If too many signatures are invalidated to qualify for the ballot, the county’s charter allows recall organizers 10 additional days to make up that gap. The provision is one of several differences between local and state recall election laws that county officials have asked voters to reconcile with Measure B in Tuesday’s election.

It remains unclear exactly when a recall election might be held should Price’s opponents turn in enough valid signatures. One outsized factor may be whether voters approve or deny Measure B, according to an analysis released last year by Dupuis. His estimates for a potential election ranged from early May — particularly in the event that Measure B fails — to late summer or even fall 2024.

Monday’s submission comes about 14 months into Price’s tenure as the first Black woman to serve as the county’s top prosecutor.
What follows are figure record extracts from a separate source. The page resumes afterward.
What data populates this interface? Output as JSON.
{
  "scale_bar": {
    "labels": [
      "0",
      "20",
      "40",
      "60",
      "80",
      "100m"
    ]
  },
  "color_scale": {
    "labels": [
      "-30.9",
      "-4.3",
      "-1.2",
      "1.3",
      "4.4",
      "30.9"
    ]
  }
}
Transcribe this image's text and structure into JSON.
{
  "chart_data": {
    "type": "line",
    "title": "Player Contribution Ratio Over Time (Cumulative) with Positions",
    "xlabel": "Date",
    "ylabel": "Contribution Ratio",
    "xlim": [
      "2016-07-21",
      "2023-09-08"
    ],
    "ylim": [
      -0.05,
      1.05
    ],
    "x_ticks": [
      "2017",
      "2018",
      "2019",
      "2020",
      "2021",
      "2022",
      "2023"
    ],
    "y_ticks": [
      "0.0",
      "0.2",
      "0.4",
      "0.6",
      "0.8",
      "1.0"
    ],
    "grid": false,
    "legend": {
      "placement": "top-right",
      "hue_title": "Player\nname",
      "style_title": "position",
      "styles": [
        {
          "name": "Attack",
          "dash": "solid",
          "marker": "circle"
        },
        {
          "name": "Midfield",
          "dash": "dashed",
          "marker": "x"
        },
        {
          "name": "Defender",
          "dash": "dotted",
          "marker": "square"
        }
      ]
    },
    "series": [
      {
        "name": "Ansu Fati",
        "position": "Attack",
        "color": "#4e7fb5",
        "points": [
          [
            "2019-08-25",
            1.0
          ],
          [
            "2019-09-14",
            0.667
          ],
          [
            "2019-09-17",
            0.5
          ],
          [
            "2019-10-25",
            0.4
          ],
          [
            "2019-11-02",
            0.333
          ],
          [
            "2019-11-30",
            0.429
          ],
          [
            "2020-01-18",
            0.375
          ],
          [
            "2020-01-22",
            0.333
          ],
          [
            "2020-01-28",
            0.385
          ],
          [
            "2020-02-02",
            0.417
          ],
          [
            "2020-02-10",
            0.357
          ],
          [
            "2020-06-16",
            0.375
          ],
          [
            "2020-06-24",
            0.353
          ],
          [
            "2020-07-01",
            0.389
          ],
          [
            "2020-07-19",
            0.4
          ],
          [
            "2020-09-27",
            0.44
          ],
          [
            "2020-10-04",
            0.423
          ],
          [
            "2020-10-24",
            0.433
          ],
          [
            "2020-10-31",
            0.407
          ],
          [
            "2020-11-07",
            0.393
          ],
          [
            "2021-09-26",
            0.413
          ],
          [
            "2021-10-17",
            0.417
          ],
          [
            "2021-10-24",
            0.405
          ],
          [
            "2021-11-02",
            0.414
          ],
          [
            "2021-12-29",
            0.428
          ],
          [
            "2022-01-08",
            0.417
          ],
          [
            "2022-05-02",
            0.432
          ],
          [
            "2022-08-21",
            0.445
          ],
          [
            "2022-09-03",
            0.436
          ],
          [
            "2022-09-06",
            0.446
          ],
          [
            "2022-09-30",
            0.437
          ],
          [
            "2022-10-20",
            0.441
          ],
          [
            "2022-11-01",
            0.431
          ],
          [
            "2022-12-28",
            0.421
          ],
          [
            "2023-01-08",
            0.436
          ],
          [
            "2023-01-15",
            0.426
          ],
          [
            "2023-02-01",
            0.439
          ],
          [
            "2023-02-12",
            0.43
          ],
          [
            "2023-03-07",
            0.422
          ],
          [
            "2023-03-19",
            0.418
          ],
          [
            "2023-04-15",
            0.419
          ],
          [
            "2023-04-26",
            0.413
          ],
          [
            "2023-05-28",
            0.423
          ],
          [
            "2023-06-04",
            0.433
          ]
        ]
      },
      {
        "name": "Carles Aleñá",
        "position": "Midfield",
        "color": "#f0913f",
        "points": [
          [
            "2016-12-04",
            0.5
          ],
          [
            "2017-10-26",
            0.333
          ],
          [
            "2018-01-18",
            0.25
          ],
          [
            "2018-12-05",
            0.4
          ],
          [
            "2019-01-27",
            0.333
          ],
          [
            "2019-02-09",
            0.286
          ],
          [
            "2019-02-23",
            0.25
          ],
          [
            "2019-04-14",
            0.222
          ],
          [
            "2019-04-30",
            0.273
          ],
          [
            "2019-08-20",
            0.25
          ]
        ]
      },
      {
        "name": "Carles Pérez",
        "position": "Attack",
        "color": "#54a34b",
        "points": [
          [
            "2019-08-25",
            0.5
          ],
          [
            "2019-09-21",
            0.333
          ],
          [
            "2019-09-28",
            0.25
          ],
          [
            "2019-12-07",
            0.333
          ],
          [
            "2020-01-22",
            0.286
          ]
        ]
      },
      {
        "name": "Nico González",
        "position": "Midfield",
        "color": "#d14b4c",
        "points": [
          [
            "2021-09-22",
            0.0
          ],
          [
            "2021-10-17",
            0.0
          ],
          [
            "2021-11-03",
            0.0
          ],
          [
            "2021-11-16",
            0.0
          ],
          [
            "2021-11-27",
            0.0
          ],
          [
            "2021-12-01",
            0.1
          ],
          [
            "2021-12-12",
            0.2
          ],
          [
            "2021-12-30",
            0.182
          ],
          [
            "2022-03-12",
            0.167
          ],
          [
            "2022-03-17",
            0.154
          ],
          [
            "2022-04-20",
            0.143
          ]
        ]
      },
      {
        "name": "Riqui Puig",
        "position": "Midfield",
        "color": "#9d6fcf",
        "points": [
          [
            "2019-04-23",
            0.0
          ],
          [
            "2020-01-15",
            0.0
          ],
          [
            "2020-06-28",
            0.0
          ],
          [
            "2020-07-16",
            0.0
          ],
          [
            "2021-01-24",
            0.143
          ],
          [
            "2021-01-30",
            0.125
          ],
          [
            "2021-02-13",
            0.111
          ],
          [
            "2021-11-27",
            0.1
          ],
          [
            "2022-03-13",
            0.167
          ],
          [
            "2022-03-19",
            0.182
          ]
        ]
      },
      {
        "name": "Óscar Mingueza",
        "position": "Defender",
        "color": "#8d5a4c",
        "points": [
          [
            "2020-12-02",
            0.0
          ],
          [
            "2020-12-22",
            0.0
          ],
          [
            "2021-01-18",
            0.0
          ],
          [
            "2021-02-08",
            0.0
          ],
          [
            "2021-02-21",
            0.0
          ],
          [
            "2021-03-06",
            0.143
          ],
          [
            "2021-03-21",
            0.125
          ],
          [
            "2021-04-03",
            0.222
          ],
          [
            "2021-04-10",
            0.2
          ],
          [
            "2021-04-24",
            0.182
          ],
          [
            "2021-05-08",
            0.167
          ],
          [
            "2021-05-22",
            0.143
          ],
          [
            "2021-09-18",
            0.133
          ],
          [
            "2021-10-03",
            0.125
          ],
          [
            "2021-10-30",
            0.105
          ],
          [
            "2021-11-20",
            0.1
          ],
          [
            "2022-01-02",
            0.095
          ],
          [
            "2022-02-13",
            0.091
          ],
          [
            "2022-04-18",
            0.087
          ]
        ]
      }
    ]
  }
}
And it marks the second recall effort aimed at a Bay Area district attorney in just the last few years, after voters in San Francisco booted their own progressive district attorney, Chesa Boudin, from office in a nationally watched campaign in June 2022.

The effort has little precedent in Alameda County’s history. A statement by Alameda County Counsel Donna Ziegler in mid-August said that no recall election had been held in the county for at least 30 years — “if ever.”

Price has faced a vocal opposition since the earliest months of her tenure, with opponents first holding a rally in April 2023 calling for her removal from office on the same courthouse steps where Monday’s gathering was held.

Recall leaders say Price has been too lenient on crime since taking office, and they have criticized her efforts at curtailing prison sentences and reducing the number of sentencing enhancements filed against criminal defendants. They have pointed to her handling of multiple high-profile murder prosecutions — including a plea deal for a man once accused in three killings as a teenager — as signs of Price not being tough enough on crime.

Price, a longtime civil rights attorney who became DA in January, has called lengthy prison sentences a vestige of the country’s racist overreaction to crime, one that has devastated communities of color and led to unnecessary mass incarceration of criminals. A vocal critic of law enforcement, she also has taken steps to re-open misconduct cases against police and sheriff’s deputies.